East Strawberry Rhubarb Shortcake

Starring my Grandma’s baking powder biscuits made with either gluten-free or all-purpose flour

There’s nothing like strawberry shortcake to kick off summer and I am hoping that this dessert signals to Mother Nature that it’s time to warm things up. I added a simple cooked rhubarb strawberry jam to fresh strawberries for the filling and topped them with some sweetened whipped cream. These biscuits can easily be made with either a gluten-free flour blend or all-purpose flour.

Makes 8 servings


3 cups gluten-free flour blend

2 tbs. baking powder

1/4 cup cane sugar

1 tsp. kosher salt

1/2 tsp. ground cinnamon

3/4 cup cold unsalted butter (or butter substitute such as Miyokos brand plant based butter), cubed

1 cup buttermilk (or 1 unsweetened non-dairy milk mixed with 1 tbs. white vinegar or lemon juice)

1-2 tablespoons buttermilk or cream (to brush on top of biscuits)

2 tbs. coarse sugar for topping (often called “sugar in the raw”)

Strawberry Rhubarb Filling:

3 cups rhubarb cut into 1/2″ pieces

2 cup strawberries, separated (removing stems, cut 1 cup of the strawberries into quarters to be mixed with the rhubarb. Cut the remaining strawberries into slices. )

1/3 cup granulated sugar or honey

1/4 tsp. salt

5 tbs. of water divided

3 tbs. cornstarch

juice of 1/2 a lemon

Sweetened whipped cream or non-dairy whipped cream

Method of Preparation:

For the Biscuits

  1. Preheat the oven to 425 F. Place the flour or gluten-free flour blend, sugar and salt in a large mixing bowl or bowl of a food processor. Whisk or pulse to combine. Add the cubed butter and “cut” into the flour mixture with a pastry cutter or pulse the mixture in the food processor. Your mixture will have coarse crumbs and look like sand. If using a food processor, dump the dough into a large bowl.
  2. Pour the buttermilk over the dry flour and butter mixture and combine with a spoon. Do not over work the dough. You want it just to come together.
  3. Pour this “shaggy” mixture out on a floured board and press together using floured hands. At this point, you can either press the dough into a round 1/2″ thick or use a floured rolling pin. Cut the dough into rounds using a 2.5 to 3″ cutter or you can use a floured juice glass. Place the rounds on a parchment lined cast-iron skillet or baking sheet. You should have approximately 8-10 biscuits. It is important to crowd them together (so they are touching) in the pan so they rise more fully.
  4. Brush the tops with the buttermilk or cream and sprinkle with coarse sugar. Bake for 12-16 minutes or until they are lightly brown on top. Cool.

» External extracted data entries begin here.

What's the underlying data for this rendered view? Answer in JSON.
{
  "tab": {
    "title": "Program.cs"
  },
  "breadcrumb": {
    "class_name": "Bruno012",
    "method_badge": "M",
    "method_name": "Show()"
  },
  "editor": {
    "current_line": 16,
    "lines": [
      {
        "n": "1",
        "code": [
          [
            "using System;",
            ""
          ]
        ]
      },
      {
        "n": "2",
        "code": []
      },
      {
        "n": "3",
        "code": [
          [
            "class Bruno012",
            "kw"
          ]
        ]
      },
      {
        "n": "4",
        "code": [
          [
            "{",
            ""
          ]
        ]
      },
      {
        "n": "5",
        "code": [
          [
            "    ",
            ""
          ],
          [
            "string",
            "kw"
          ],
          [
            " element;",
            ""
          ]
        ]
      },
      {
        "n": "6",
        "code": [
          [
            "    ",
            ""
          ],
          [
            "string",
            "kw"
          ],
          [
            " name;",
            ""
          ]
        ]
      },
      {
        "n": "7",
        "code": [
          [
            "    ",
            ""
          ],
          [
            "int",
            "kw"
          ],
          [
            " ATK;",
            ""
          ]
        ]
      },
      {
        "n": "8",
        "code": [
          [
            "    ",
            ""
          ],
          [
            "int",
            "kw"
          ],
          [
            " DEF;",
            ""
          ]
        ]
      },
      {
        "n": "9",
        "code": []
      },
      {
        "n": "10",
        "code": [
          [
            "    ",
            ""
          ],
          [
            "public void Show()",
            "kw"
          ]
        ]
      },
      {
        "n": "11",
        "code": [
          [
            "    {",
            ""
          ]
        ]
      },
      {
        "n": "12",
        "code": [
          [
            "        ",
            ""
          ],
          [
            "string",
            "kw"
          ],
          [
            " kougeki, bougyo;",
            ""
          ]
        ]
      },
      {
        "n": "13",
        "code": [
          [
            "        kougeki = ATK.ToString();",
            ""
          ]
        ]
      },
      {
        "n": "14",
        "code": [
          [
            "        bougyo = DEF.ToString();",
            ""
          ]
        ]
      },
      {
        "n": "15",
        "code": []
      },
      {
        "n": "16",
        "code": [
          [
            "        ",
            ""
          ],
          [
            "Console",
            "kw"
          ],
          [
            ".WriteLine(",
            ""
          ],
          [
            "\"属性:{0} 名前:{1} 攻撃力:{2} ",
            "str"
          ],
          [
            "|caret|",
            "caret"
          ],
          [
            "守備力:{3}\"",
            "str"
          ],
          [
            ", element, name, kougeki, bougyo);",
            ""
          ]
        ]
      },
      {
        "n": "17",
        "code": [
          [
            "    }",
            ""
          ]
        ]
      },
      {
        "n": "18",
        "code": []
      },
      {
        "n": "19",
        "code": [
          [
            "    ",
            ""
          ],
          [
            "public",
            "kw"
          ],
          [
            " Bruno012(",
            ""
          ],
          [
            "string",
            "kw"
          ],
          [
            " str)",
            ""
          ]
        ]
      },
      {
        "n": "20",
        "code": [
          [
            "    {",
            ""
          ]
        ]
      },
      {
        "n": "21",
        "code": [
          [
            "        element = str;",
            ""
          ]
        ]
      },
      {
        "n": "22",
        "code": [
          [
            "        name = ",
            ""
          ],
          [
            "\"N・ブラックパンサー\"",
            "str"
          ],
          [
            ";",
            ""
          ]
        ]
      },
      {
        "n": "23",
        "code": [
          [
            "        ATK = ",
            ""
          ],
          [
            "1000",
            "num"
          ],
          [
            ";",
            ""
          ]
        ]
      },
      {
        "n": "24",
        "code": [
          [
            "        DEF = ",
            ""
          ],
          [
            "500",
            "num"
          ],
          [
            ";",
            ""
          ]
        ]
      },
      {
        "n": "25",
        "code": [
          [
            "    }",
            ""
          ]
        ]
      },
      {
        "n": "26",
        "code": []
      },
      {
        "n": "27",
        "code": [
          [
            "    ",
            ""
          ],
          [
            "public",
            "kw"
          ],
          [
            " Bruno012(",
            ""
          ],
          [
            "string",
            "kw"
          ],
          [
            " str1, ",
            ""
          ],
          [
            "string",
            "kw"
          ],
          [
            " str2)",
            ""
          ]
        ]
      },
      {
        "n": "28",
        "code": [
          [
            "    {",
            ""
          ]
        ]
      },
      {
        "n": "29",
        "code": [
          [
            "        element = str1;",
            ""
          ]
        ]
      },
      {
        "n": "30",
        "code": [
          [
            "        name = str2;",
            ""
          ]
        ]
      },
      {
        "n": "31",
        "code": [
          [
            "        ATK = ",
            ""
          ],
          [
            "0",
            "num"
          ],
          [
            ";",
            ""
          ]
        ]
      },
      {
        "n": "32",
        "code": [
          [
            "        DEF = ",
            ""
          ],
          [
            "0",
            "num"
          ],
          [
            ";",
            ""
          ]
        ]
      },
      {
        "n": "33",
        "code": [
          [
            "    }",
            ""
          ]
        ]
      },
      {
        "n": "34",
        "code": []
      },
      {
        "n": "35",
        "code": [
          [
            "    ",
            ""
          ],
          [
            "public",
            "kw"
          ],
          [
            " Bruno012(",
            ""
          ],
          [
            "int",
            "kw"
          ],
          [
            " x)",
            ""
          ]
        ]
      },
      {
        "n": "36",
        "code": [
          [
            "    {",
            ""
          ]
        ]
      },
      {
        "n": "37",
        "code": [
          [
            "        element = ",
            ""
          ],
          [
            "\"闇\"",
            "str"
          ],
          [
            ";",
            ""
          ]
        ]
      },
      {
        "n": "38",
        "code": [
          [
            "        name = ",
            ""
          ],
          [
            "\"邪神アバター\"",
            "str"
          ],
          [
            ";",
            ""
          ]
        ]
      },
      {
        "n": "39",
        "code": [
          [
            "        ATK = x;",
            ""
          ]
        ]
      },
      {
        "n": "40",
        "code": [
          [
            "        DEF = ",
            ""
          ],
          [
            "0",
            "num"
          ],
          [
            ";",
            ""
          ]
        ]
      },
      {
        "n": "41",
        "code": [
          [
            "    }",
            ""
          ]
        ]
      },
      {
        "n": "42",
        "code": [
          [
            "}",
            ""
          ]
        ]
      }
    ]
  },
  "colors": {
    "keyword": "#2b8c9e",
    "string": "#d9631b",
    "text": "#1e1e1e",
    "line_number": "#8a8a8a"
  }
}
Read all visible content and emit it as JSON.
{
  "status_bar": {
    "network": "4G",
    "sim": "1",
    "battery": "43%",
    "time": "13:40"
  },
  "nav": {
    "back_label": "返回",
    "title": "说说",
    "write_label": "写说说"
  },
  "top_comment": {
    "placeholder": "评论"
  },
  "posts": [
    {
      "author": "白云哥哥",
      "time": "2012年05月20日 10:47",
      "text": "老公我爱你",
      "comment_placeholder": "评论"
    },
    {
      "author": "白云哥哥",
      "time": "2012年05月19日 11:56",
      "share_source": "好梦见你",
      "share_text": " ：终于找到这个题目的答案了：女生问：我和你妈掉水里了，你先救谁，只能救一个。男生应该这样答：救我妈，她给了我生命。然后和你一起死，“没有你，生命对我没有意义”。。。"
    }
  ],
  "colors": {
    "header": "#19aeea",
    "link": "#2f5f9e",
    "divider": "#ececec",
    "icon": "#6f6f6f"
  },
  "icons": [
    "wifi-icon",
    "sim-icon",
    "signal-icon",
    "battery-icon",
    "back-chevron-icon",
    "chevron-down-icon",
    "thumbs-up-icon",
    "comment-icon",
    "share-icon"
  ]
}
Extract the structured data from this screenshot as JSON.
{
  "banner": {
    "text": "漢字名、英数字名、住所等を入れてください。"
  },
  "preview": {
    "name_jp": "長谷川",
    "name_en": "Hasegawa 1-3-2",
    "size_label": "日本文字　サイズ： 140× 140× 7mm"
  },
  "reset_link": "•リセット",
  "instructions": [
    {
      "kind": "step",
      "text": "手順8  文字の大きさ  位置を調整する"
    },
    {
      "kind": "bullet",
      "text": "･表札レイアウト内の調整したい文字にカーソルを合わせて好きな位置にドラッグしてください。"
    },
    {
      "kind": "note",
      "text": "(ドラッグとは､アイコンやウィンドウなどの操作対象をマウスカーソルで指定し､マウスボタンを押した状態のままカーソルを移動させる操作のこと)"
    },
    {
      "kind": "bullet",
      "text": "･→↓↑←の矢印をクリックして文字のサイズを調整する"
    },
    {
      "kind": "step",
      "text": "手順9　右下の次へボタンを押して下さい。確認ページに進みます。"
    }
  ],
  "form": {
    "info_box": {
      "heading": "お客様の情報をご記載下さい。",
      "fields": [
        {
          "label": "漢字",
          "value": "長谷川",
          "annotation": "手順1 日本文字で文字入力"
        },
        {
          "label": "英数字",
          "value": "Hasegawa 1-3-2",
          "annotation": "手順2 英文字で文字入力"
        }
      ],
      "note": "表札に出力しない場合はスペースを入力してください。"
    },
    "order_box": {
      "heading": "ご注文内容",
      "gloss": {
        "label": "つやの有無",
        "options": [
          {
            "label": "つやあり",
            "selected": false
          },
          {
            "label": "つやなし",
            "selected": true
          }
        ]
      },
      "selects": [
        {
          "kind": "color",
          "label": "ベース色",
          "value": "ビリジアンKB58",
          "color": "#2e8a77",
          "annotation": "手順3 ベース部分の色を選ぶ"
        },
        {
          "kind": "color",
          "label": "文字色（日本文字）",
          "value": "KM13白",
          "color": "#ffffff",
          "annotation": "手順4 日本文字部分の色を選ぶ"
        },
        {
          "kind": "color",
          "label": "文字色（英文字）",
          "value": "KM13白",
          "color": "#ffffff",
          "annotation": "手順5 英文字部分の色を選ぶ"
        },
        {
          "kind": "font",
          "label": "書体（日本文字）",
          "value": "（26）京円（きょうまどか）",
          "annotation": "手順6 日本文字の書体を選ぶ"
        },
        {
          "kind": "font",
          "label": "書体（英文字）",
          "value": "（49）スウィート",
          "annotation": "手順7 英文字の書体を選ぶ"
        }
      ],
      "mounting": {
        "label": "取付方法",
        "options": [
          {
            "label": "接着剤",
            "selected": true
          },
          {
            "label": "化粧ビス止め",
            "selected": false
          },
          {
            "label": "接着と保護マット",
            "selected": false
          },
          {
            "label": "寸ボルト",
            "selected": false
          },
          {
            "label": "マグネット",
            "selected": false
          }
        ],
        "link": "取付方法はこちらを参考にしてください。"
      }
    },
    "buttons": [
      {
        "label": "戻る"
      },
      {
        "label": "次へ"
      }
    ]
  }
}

Strawberry Rhubarb Filling:

  1. Place the chopped rhubarb, 1 cup of the quartered strawberries, 2 tbs. of water, sugar and salt in a small sauce pan. Let this mixture sit for 10 minutes to release the juices of the strawberries.
  2. Place the pot over a medium high burner and bring to a boil. Reduce heat to low and cook the rhubarb and strawberries until they begin to soften.
  3. Place the remaining three tablespoons of water in cup and whisk in the cornstarch.
  4. Whisk the cornstarch mixture into the cooked fruit and cook for 2 minutes or until thickened. Add the lemon juice. Cool.
  5. Add 1 cup of sliced strawberries to the cooled cooked mixture.

Assembling the Shortcake:

  1. Carefully, slice each biscuit in half horizontally. Place the bottom of the biscuit on a plate, top with strawberry rhubarb mixture, whipped cream and then the top of the biscuit. Enjoy!